Intervention de Dominique Strauss-Kahn

Commission d'enquête sur le rôle des banques et acteurs financiers dans l'évasion des ressources financières en ses conséquences fiscales et sur les équilibres économiques ainsi que sur l'efficacité du dispositif législatif, juridique et administratif destiné à la combattre — Réunion du 26 juin 2013 : 1ère réunion
Audition de M. Dominique Strauss-kahn ancien ministre ancien directeur général du fonds monétaire international

Dominique Strauss-Kahn, ancien ministre de l'économie et de finances et ancien directeur général du FMI :

Le sujet est si vaste qu'on ne sait pas bien où l'arrêter. L'économie réelle, c'est-à-dire la production, les échanges, le marché du travail, constitue une discipline assez simple ; le corpus théorique accumulé au XIXème et au XXème siècle en cerne correctement le fonctionnement, les instruments d'analyse sont assez bien définis. Tout se complique lorsqu'on introduit la monnaie, ou, dans sa version plus moderne, l'ensemble de la finance. C'est plus qu'une complication supplémentaire, en fait : c'est un autre monde. Ces quelques mots ont servi d'introduction au cours d'économie monétaire que j'ai dispensé pendant des années à l'université. Dans une économie mondiale de plus en plus monétisée, de plus en plus financiarisée, il n'est pas surprenant que l'analyse soit devenue très sophistiquée et qu'elle laisse souvent les responsables un peu démunis, car les raisonnements sont souvent contre-intuitifs.

Il y a énormément de dysfonctionnements dans ce système et, par ailleurs, des situations individuelles parfois scandaleuses. Les dysfonctionnements ont des conséquences systémiques ; les scandales individuels touchent à l'équité, à l'image de la vie en société. Ces dysfonctionnements atteignent, à certains moments, un degré catastrophique, telle la crise qui sévit depuis fin 2007 en est la preuve, qui a produit quelques dizaines de millions de chômeurs.

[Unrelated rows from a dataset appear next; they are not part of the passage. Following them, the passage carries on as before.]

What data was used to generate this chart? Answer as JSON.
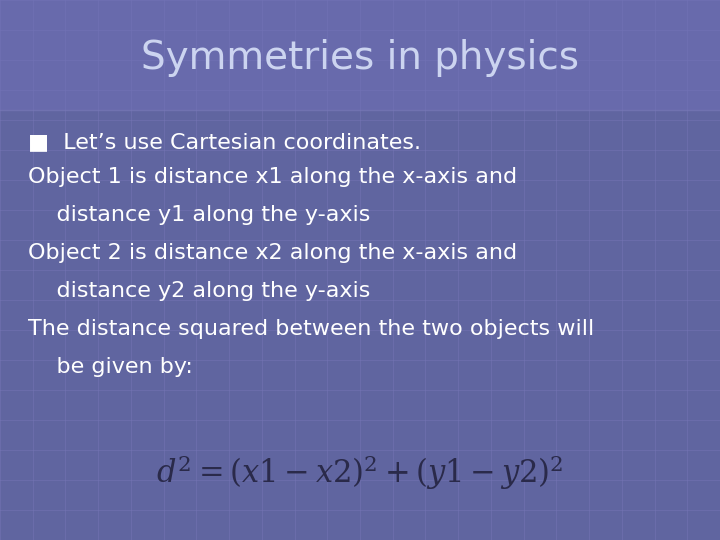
{
  "title": "Symmetries in physics",
  "title_color": "#ccd4f0",
  "title_fontsize": 28,
  "bg_color": "#6065a0",
  "grid_line_color": "#7878b8",
  "grid_fill_color": "#6a70b0",
  "bullet_text": "■  Let’s use Cartesian coordinates.",
  "body_lines": [
    "Object 1 is distance x1 along the x-axis and",
    "    distance y1 along the y-axis",
    "Object 2 is distance x2 along the x-axis and",
    "    distance y2 along the y-axis",
    "The distance squared between the two objects will",
    "    be given by:"
  ],
  "text_color": "#ffffff",
  "body_fontsize": 16,
  "formula_color": "#2a2a4a",
  "formula_fontsize": 22,
  "title_bar_color": "#7070b8"
}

Très évidemment, le système fonctionne mal. Toutefois, incriminer la finance dans le désastre économique que nous vivons a pour moi la même pertinence qu'incriminer l'industrie automobile pour le nombre de morts sur la route. Bien sûr, toute amélioration du produit est bienvenue, et mieux vaut avoir des voitures plus sûres, comme il vaut mieux améliorer le fonctionnement et les produits bancaires ; c'est ce qu'a fait notre pays récemment. Mais le vrai problème, c'est le comportement des individus. C'est moins la finance qui est en cause que les financiers. Si j'étais provocateur, je dirais qu'à trop s'occuper de la finance, on ne s'occupe pas assez des financiers ! On laisse faire le plus nocif en se satisfaisant, tant bien que mal, des aménagements que l'on apporte au fonctionnement de l'industrie elle-même.

Un certain nombre d'acteurs, banques et d'autres, agissent avec des motivations lucratives, mais leur action peut déstabiliser l'économie mondiale. La régulation doit donc contrer ces comportements quand ils sont nocifs pour la collectivité, non se limiter à des règles de fonctionnement de l'industrie financière. Certes, la séparation entre banque d'investissement et banque commerciale va dans le bon sens, mais améliorer la machine n'empêchera pas certains de brûler les feux rouges. Je ne souhaite pas fustiger les instruments, ils sont nécessaires - car il faut préserver des zones de prise de risques - mais ils ne doivent pas être utilisés à mauvais escient.

Le problème ne réside pas tant dans la difficulté technique, même si elle existe, que dans la volonté politique d'agir sur les acteurs. Les gouvernements ont parfois des discours volontaristes, qui ne sont guère suivis d'effet et les crises se perpétuent... On sait globalement traiter les problèmes techniques, mais faire qu'à l'échelle planétaire, les plus grands pays se conforment aux déclarations de leurs dirigeants en matière d'assainissement du système financier, c'est une autre paire de manches.